SNPRelate
SNPRelate copied to clipboard
Combining files
Thanks for the package. I'm running v.1.16.0 (the latest my current version of R will allow), and am having some issues loading in multiple files. I think I am simply doing something wrong or something that is no longer an issue in later versions. Basically I have M gds files files (e.g., Sample1.gds, Sample2.gds) that I generated using snpgdsVCF2GDS, which I would like to load in to do some PCA and other stuff on.
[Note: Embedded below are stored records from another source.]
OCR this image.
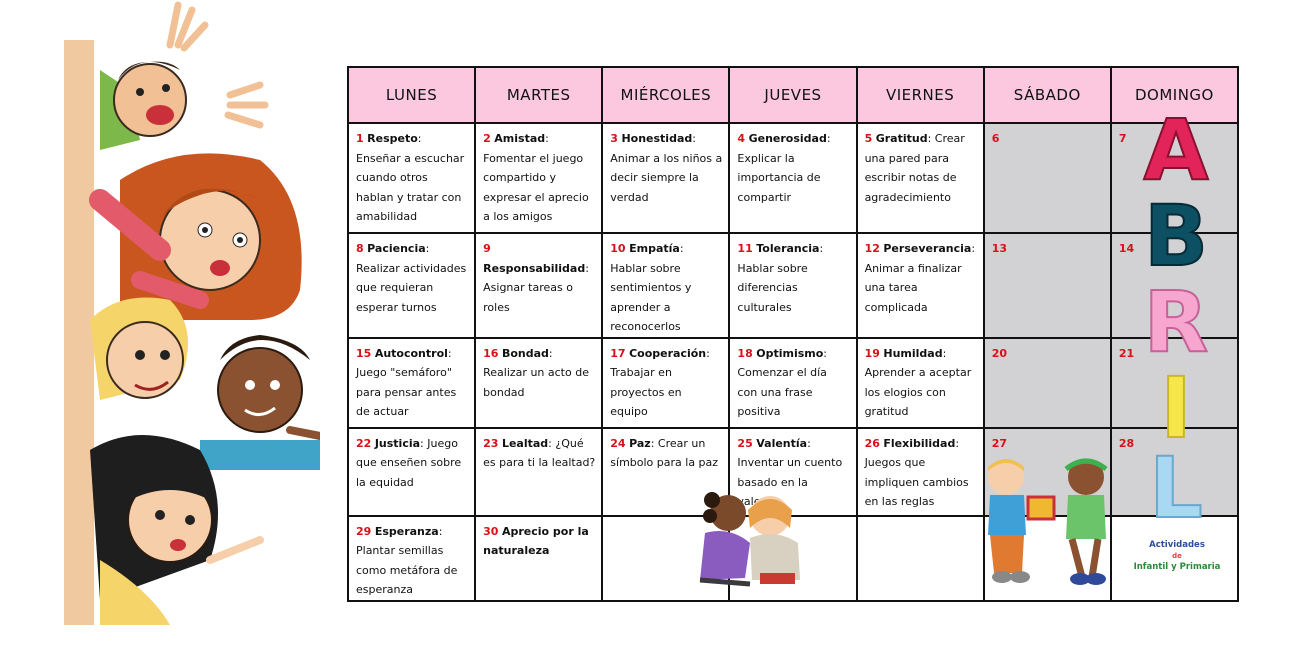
LUNES	MARTES	MIÉRCOLES	JUEVES	VIERNES	SÁBADO	DOMINGO
1 Respeto: Enseñar a escuchar cuando otros hablan y tratar con amabilidad	2 Amistad: Fomentar el juego compartido y expresar el aprecio a los amigos	3 Honestidad: Animar a los niños a decir siempre la verdad	4 Generosidad: Explicar la importancia de compartir	5 Gratitud: Crear una pared para escribir notas de agradecimiento	6	7
8 Paciencia: Realizar actividades que requieran esperar turnos	9 Responsabilidad: Asignar tareas o roles	10 Empatía: Hablar sobre sentimientos y aprender a reconocerlos	11 Tolerancia: Hablar sobre diferencias culturales	12 Perseverancia: Animar a finalizar una tarea complicada	13	14
15 Autocontrol: Juego "semáforo" para pensar antes de actuar	16 Bondad: Realizar un acto de bondad	17 Cooperación: Trabajar en proyectos en equipo	18 Optimismo: Comenzar el día con una frase positiva	19 Humildad: Aprender a aceptar los elogios con gratitud	20	21
22 Justicia: Juego que enseñen sobre la equidad	23 Lealtad: ¿Qué es para ti la lealtad?	24 Paz: Crear un símbolo para la paz	25 Valentía: Inventar un cuento basado en la	26 Flexibilidad: Juegos que impliquen cambios en las reglas	27	28
29 Esperanza: Plantar semillas como metáfora de esperanza	30 Aprecio por la naturaleza					
A
B
R
I
L
Actividades
de
Infantil y Primaria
If I do:
snpgdsCombineGeno(c("Sample1.gds","Sample2.gds"), "Merged.gds")
It merges the samples into 1 sample, so obviously when I come to doing snpgdsPCA I end up with a single data point rather than 2.
I have tried adding a new ids to the individual files e.g.: genofile = openfn.gds("Sample1.gds", readonly=FALSE) add.gdsn(genofile, "sample.annot", val="Sample1")
but this doesn't change things. Is there a way load in multiple files for use with snpgdsPCA
Okay, I have figured this out. If anyone else is having similar issues (e.g., with older versions) it's because each of the gds files I generated had the same (default) sample.id, so when doing snpgdsCombineGeno it obviously merged them together. If you open each gds file and reassign a unique id snpgdsCombineGeno will keep them separate e.g.
genofile <- openfn.gds("File1.gds",readonly=FALSE) add.gdsn(genofile, "sample.id", "NewID1", replace=TRUE) genofile <- openfn.gds("File2.gds",readonly=FALSE) add.gdsn(genofile, "sample.id", "NewID2", replace=TRUE)
Then you can rerun snpgdsCombineGeno and do downstream analyses.